Expansion Mode

L'Oursin's Owners Will Open Bar Bayonne Next Door in the Central District

Cured meat and oysters. Small plates. Lots of wine. Kalimotxos on draft.

By Allecia Vermillion March 27, 2023

L'Oursin's bar offers proof: Its owners already know how to fashion a drinking space with appeal.

One of Seattle’s reliably great bistros is joining the ranks of restaurants that open a bar next door.

Zac Overman and J.J. Proville are the guys behind L’Oursin in the Central District. By this summer, they’ll also be the guys behind a new spot called Bar Bayonne. The business partners are taking over the space adjacent to their restaurant at 1315 E Jefferson St., formerly the Capercaille pub and before that, an official taproom for Machine House Brewery.

Bar Bayonne will be an all day spot, offering coffee and takeaway baguette sandwiches by day and a wine bar–esque menu at night. Like L’Oursin, it will take plenty of cues from France, but it will also borrow from northern Spain. (Bayonne is both an ancient French city near the Spanish border and a regional style of ham.)

Overman says the bar menu will involve charcuterie, oysters, conservas, and small plates—a more casual version of what’s next door. Organic, biodynamic wine, by glass or bottle, will hew French, Spanish, and a little bit Northwest. Plans also call for sherry, Basque cider, and a tap that dispenses kalimotxos, a Basque drink of equal parts red wine and Coke. Be still my heart (then rev it up with some red wine and cola).

Customers will order at the bar, which Overman says will have "a casual, rustic, sort of small-town French bar vibe.” The cocktail list will be simple, though if the one at L’Oursin is any indicator, that doesn’t mean boring.

In the earliest days of the pandemic, L’Oursin made a fairly successful shift into a market. Bar Bayonne will revive this aspect of the business, stocking some of the greatest hits from the grab-and-go era—pate, duck confit,  plus rotisserie chickens. The wine shop currently wedged into L’Oursin’s dining room will relocate here, too.

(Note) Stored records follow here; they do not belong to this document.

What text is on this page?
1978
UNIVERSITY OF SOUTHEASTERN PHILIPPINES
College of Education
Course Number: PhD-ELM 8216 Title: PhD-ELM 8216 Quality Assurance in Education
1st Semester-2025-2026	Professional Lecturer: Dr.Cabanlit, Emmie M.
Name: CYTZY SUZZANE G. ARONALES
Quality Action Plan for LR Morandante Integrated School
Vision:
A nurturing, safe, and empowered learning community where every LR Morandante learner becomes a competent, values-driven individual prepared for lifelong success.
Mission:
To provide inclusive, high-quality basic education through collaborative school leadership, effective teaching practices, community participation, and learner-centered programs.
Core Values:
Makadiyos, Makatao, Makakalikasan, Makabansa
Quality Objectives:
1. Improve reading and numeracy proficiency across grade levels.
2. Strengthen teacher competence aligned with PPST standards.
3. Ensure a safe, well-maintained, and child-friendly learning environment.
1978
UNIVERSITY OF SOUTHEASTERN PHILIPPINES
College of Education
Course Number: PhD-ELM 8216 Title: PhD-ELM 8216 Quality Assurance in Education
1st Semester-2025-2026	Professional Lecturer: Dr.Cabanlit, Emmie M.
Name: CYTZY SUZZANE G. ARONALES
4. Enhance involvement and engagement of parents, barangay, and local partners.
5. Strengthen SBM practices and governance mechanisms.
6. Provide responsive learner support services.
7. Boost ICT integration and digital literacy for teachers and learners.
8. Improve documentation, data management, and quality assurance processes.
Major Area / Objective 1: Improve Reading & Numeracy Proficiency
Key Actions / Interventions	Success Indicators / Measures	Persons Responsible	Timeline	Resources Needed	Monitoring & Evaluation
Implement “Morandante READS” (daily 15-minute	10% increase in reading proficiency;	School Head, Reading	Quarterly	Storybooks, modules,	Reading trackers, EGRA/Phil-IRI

Restaurant-adjacent bars often serve as a liquor-dispensing antechamber for people waiting for a table next door. But the best ones become destinations in their own right (see: Essex and Delancey, Hannyatou and Kamonegi, Bar Sur Mer and FlintCreek Cattle Co.). Bar Bayonne should open early this summer. The space is already way more colorful than before, says Overman. “Lots of red, different shades of green. There’s gonna be some neon.”